In 2022, Ralph Lauren released capsule collections with two Atlanta-based HBCUs (historically Black colleges or universities): Morehouse and Spelman. And in 2023, it announced a partnership with G2 Esports, a Berlin-based organization that works with well-known gaming companies including Fornite and League of Legends, to become the official outfitter of the G2 team.
Another factor that has played into the brand’s comeback is the rise of the “quiet luxury” or “old money” aesthetic.

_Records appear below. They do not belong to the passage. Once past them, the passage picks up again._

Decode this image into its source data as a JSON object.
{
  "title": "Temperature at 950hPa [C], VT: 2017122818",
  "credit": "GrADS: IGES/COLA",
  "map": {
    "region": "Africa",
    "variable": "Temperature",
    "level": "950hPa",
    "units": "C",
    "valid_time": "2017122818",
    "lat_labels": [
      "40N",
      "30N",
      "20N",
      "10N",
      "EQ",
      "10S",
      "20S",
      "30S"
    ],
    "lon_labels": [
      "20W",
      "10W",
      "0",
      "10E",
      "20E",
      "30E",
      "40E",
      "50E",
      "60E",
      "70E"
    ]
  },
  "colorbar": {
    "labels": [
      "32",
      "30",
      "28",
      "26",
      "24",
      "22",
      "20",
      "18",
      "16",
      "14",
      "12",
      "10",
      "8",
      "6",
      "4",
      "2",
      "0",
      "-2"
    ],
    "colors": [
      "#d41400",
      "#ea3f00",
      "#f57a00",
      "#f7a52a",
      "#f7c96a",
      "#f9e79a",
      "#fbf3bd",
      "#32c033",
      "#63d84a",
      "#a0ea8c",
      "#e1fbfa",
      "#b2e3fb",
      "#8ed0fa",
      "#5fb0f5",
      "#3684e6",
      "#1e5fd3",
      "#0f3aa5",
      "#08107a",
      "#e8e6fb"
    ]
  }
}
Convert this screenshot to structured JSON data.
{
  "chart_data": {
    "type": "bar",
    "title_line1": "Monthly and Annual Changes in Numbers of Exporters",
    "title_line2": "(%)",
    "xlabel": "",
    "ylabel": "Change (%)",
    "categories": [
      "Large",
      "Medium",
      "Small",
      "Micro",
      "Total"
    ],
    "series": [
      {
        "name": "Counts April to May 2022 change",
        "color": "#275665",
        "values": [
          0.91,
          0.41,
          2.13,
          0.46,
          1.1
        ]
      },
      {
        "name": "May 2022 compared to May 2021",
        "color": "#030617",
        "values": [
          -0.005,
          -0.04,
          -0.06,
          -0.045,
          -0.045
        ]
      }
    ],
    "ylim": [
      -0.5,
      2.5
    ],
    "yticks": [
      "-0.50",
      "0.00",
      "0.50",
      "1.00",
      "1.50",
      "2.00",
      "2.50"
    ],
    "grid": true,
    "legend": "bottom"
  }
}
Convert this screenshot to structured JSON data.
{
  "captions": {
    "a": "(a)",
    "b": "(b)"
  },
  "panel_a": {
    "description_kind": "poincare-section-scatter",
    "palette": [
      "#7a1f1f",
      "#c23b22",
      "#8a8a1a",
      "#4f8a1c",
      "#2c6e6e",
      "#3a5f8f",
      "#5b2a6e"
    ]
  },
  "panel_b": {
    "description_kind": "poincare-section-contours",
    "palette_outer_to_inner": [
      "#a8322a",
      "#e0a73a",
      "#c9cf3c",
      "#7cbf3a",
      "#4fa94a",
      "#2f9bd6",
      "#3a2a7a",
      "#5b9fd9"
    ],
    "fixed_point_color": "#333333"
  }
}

Thanks to popular television shows like Succession, the concept of dressing in a way that suggests high-status without “obvious” symbols of wealth – like the logomania of the early 2000s – brands like The Row, Loro Piana, and Ralph Lauren have never been more popular.
And while it’s hard to predict what will happen in five or 10 years’ time in a fast-moving industry like fashion, Marie Driscoll, an expert on luxury retail and founder and chief analyst at Driscoll Advisors, believes that Ralph Lauren is well-positioned to succeed in the near future.
“Ralph Lauren returning to NYFW this fall is timely as the country is returning to a post-Covid normal, going back to school and returning to the office,” she explained to Inside Retail.
“Shoppers need more help than pre-Covid in determining what fashion works in each venue and Ralph Lauren is a stylish and safe bet during a period of transition with his timeless Americana styles.”
She added that younger shoppers are likely to be attracted to the timelessness of the brand’s aesthetic, and may search out vintage products alongside current season offerings.
“Also, many young New Yorkers rave about Ralph’s coffee, which is an inexpensive immersive brand experience that establishes a connection with the Ralph Lauren lifestyle and brand,” she said.